Columbia Marketing International“We don’t face the same problems you might have with an unhealthier product,” said Steve Lutz, vice president of marketing for Columbia Marketing International, Wenatchee, Wash.
“What mom doesn’t like the idea of their child eating a fresh fruit that provides the recommended daily dose of vitamin A and C,” said Jim Grabowski, director of marketing for Watsonville, Calif.-based Well-Pict Berries.
“Parents like to please their kids, but they’re also interested in nutrition for their children. Balancing what pleases their kids with what is healthiest for them is the perfect balance,” said Mayra Velazquez de Leon, president of Organics Unlimited, San Diego.
The idea that parents already want to buy healthy foods for their children doesn’t mean that there is no marketing to be done. It just provides a good starting point.
In March, the Newark, Del.-based Produce Marketing Association, launched its Eat Brighter! campaign to get kids and families excited about eating those healthy items, not to discuss the health benefits of produce.
“We don’t need to sell the health message. It’s a given. Everyone knows produce is healthy,” Means said.
“We want to change the kinds of impressions children are seeing. We know marketing works. If you walk down the cereal aisle, it’s clear they have done a great job.
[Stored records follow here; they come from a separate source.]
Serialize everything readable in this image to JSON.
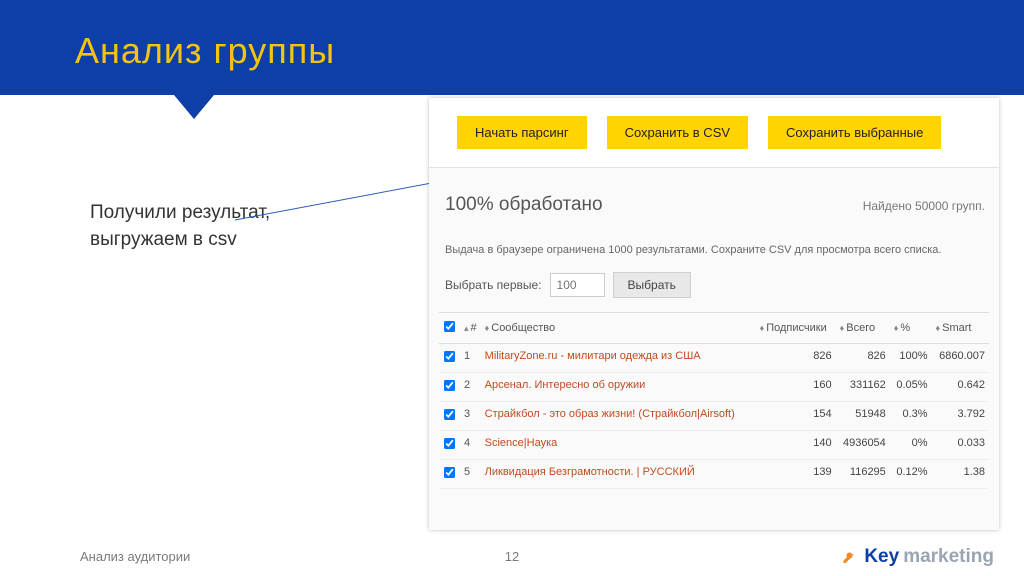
{
  "slide": {
    "title": "Анализ группы",
    "note": "Получили результат, выгружаем в csv",
    "footer_text": "Анализ аудитории",
    "page_num": "12",
    "logo_key": "Key",
    "logo_rest": "marketing"
  },
  "buttons": {
    "parse": "Начать парсинг",
    "csv": "Сохранить в CSV",
    "save_sel": "Сохранить выбранные",
    "choose": "Выбрать"
  },
  "status": {
    "processed": "100% обработано",
    "found": "Найдено 50000 групп."
  },
  "hint": "Выдача в браузере ограничена 1000 результатами. Сохраните CSV для просмотра всего списка.",
  "select_row": {
    "label": "Выбрать первые:",
    "placeholder": "100"
  },
  "cols": {
    "idx": "#",
    "community": "Сообщество",
    "subs": "Подписчики",
    "total": "Всего",
    "pct": "%",
    "smart": "Smart"
  },
  "rows": [
    {
      "idx": "1",
      "name": "MilitaryZone.ru - милитари одежда из США",
      "subs": "826",
      "total": "826",
      "pct": "100%",
      "smart": "6860.007"
    },
    {
      "idx": "2",
      "name": "Арсенал. Интересно об оружии",
      "subs": "160",
      "total": "331162",
      "pct": "0.05%",
      "smart": "0.642"
    },
    {
      "idx": "3",
      "name": "Страйкбол - это образ жизни! (Страйкбол|Airsoft)",
      "subs": "154",
      "total": "51948",
      "pct": "0.3%",
      "smart": "3.792"
    },
    {
      "idx": "4",
      "name": "Science|Наука",
      "subs": "140",
      "total": "4936054",
      "pct": "0%",
      "smart": "0.033"
    },
    {
      "idx": "5",
      "name": "Ликвидация Безграмотности. | РУССКИЙ",
      "subs": "139",
      "total": "116295",
      "pct": "0.12%",
      "smart": "1.38"
    }
  ]
}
We need to use the same kind of marketing,” Means said.
That typically means creating or using some type of animated character for children to relate to and interact with.
Brianna Shales, communications manager for Stemilt Growers LLC, Wenatchee, Wash., said the company isn’t involved in any licensing programs, although she understands they can have value.
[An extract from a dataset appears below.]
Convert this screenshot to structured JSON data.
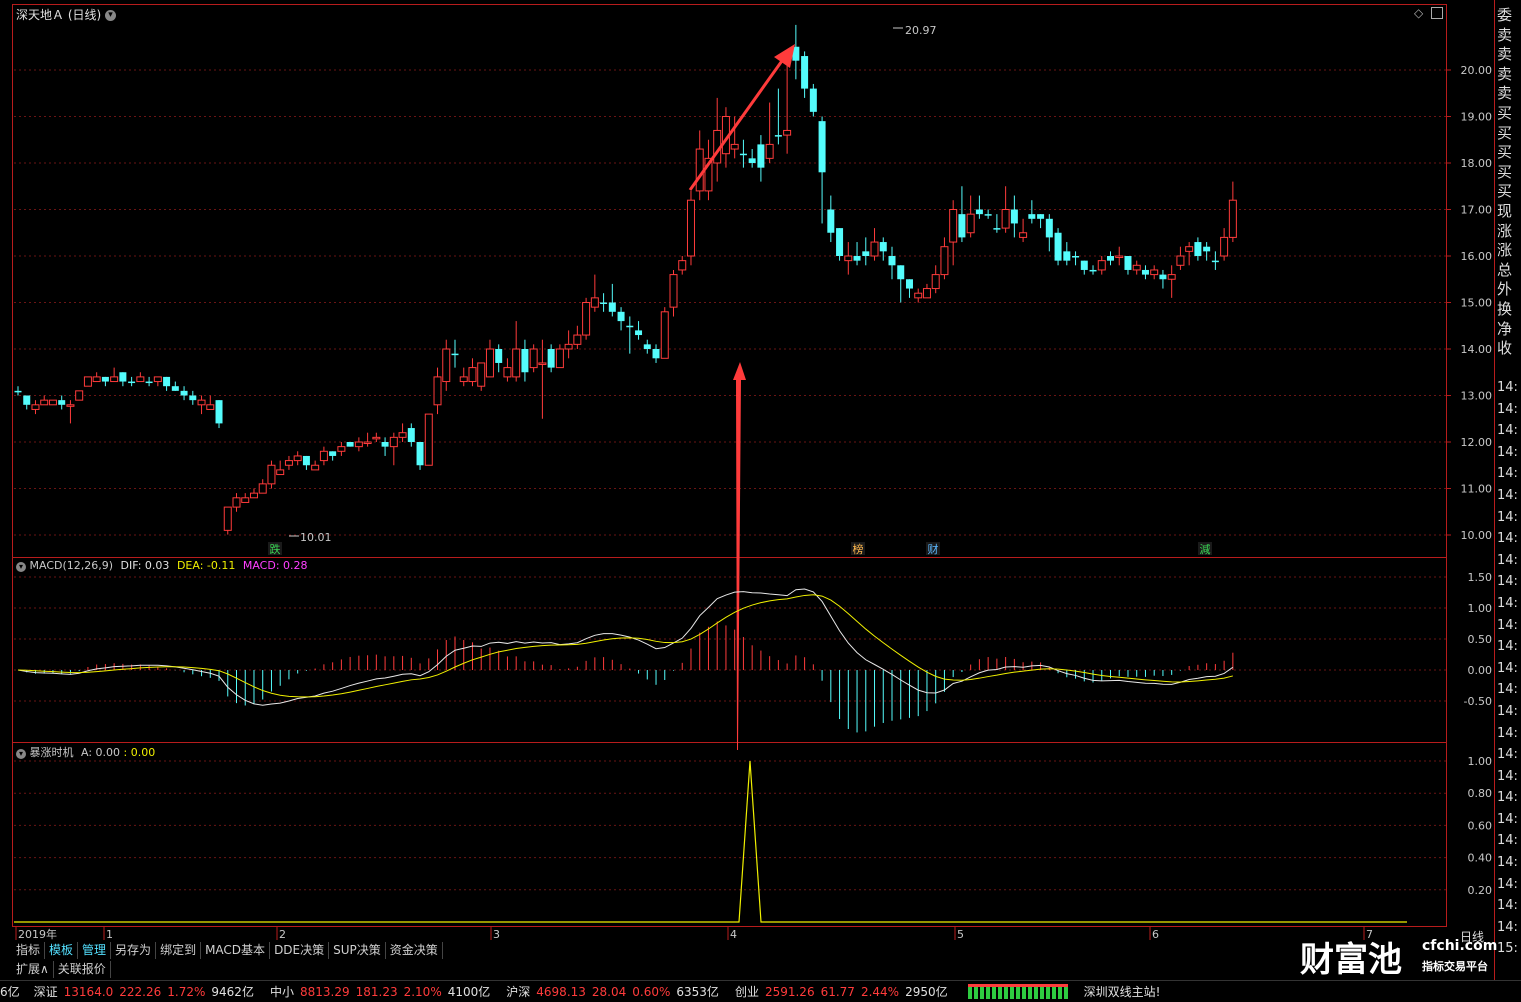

“Those programs are good, but it has to be the right fit. And we found the big thing for us was building an attractive bag that appealed to kids,” she said.
“We looked into tying our product into a movie and found it wasn’t necessary. We can capture the attention and imagination of kids just by giving them a character,” said Steve Lutz, vice president of marketing, Columbia Marketing International, Wenatchee.
Others prefer to use well-known characters.
Brittany Wilmes, program coordinator for the Pear Bureau Northwest, said the organization’s partnership with Sprout TV’s LazyTown shows a clear lift in store sales when they include character materials in samplings or bring actors to the store for appearances.